El teatro viviente
Redes sociales e internet hacen imposible asimilar datos e interpretar la realidad. Si se abriese el telón, detrás sólo habría apuntadores anónimos que avivan el fuego de las masas.
Entre sus múltiples formas de manifestarse, la imaginación puede aparecer como un cuadro en blanco que invita a practicar arte rupestre, permitiendo dar rienda suelta a los impulsos, emociones, realidades o sueños. Esa inquieta facultad del alma, que representa imágenes verídicas o ideales, permite interpretar al presente o al pasado y conjeturar incluso sobre el futuro o el más allá. La maquinaria del pensamiento es de estilo libre, primitiva, no adscrita a escuelas, ni a corrientes o generaciones, es creativa y polifacética, surrealista o precolombina, vanguardista o abstracta, contraria a la ciencia exacta, natural y espontánea, contundente e indescifrable.
Imaginar es un recurso expresivo que habla sin palabras. Si cierro los ojos y dejo volar la mente, puedo caminar por la Gran Muralla China, o navegar por el Golfo de Penas, incluso podría mantener una conversación con James Dean, en la que intentaría aclarar si es cierto que afirmó “no poder cambiar la dirección del viento, pero sí ajustar las velas para llegar siempre a mi destino”. Las ideas no entienden de reglas, ni de límites o fronteras, pero hay que controlar el timón si no queremos zozobrar. Una mente imaginativa siempre está expuesta a creerse sus propias fantasías, a perder el contacto con la realidad, y eso tiene sus consecuencias.

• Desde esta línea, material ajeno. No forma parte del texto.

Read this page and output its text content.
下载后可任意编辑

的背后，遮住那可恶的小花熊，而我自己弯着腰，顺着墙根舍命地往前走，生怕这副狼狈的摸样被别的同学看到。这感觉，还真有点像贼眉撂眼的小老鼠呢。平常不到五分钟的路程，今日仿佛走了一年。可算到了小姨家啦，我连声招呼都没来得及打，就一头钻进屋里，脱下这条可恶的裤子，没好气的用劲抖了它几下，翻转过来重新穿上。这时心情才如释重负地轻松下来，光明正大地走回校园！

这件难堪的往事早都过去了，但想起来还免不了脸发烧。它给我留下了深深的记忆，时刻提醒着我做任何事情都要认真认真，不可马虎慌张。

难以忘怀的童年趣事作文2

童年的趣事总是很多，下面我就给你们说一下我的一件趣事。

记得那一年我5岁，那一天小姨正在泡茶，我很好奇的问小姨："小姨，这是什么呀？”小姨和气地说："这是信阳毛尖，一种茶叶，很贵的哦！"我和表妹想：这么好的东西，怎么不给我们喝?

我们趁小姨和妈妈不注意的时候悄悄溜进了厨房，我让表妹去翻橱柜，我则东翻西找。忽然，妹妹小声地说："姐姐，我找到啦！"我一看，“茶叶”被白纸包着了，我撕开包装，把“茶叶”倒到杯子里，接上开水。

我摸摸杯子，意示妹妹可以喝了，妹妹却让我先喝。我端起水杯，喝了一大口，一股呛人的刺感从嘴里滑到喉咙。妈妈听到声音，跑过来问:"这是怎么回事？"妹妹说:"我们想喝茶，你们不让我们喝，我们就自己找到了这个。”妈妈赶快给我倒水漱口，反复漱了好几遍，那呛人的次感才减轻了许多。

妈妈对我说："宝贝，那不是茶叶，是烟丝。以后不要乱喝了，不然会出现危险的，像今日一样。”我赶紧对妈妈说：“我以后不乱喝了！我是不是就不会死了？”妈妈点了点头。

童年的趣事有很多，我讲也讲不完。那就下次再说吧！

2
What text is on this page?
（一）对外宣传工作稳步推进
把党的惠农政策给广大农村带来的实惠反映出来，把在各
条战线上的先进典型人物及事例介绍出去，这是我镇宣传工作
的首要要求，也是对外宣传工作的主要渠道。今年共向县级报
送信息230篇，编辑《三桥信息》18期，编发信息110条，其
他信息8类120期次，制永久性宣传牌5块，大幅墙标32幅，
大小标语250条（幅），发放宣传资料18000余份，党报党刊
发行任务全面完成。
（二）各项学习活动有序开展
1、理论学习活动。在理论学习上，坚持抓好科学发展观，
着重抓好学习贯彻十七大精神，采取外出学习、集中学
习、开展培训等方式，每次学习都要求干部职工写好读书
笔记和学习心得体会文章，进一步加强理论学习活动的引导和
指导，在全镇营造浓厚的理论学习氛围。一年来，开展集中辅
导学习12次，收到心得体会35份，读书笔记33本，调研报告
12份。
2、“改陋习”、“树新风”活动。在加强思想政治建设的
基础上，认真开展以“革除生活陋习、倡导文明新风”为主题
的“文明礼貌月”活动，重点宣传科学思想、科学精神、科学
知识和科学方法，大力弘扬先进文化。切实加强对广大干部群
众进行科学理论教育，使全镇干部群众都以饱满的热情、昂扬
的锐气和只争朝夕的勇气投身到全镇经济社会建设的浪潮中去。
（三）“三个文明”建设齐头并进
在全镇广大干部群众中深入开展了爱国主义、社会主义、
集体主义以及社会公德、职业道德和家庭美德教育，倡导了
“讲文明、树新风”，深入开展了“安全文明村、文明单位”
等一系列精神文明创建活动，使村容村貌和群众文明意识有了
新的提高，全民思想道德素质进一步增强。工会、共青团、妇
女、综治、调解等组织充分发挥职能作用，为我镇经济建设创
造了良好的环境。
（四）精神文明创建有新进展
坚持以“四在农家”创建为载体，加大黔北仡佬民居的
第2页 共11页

Enlazando directamente con las repercusiones de ese surrealismo artístico o, tal vez, psíquico, o puede que viceversa, no dejo de pensar en lo que me sucedió hace unos meses. No lo sé, estoy confuso. Visitaba el Museo Reina Sofía de Madrid, que albergaba una retrospectiva de mi admirada Louise Bourgeois y, ni por asomo, imaginaba verme envuelto en una rocambolesca situación, que me ha generado una profunda duda existencial. La muestra, abierta con el lema o sentencia de ‘El arte es la arquitectura del pensamiento’, me sobrecogió por su psicodelia, resultando premonitoria de los acontecimientos que estaban a punto de ocurrir. La exposición en sí, no debía sorprenderme, pues conocía ampliamente a la artista, pero acabé abandonándola cargado de poderosas vibraciones, por las sugerentes e inquietantes creaciones que pude observar. Me sentía impactado y reflexionaba sobre el poderoso influjo que la diminuta escultora parisina ejercía sobre mí, con sus gigantescas arañas, sus habitáculos estremecedores, monumentales y laberínticos, por su persistente recreación del pasado, con intenciones expiatorias, y el sentido onírico de sus esculturas. No podía por menos que adquirir un catálogo a la salida del museo y, cuando me disponía a ello, observé a una señorita que hacía lo propio.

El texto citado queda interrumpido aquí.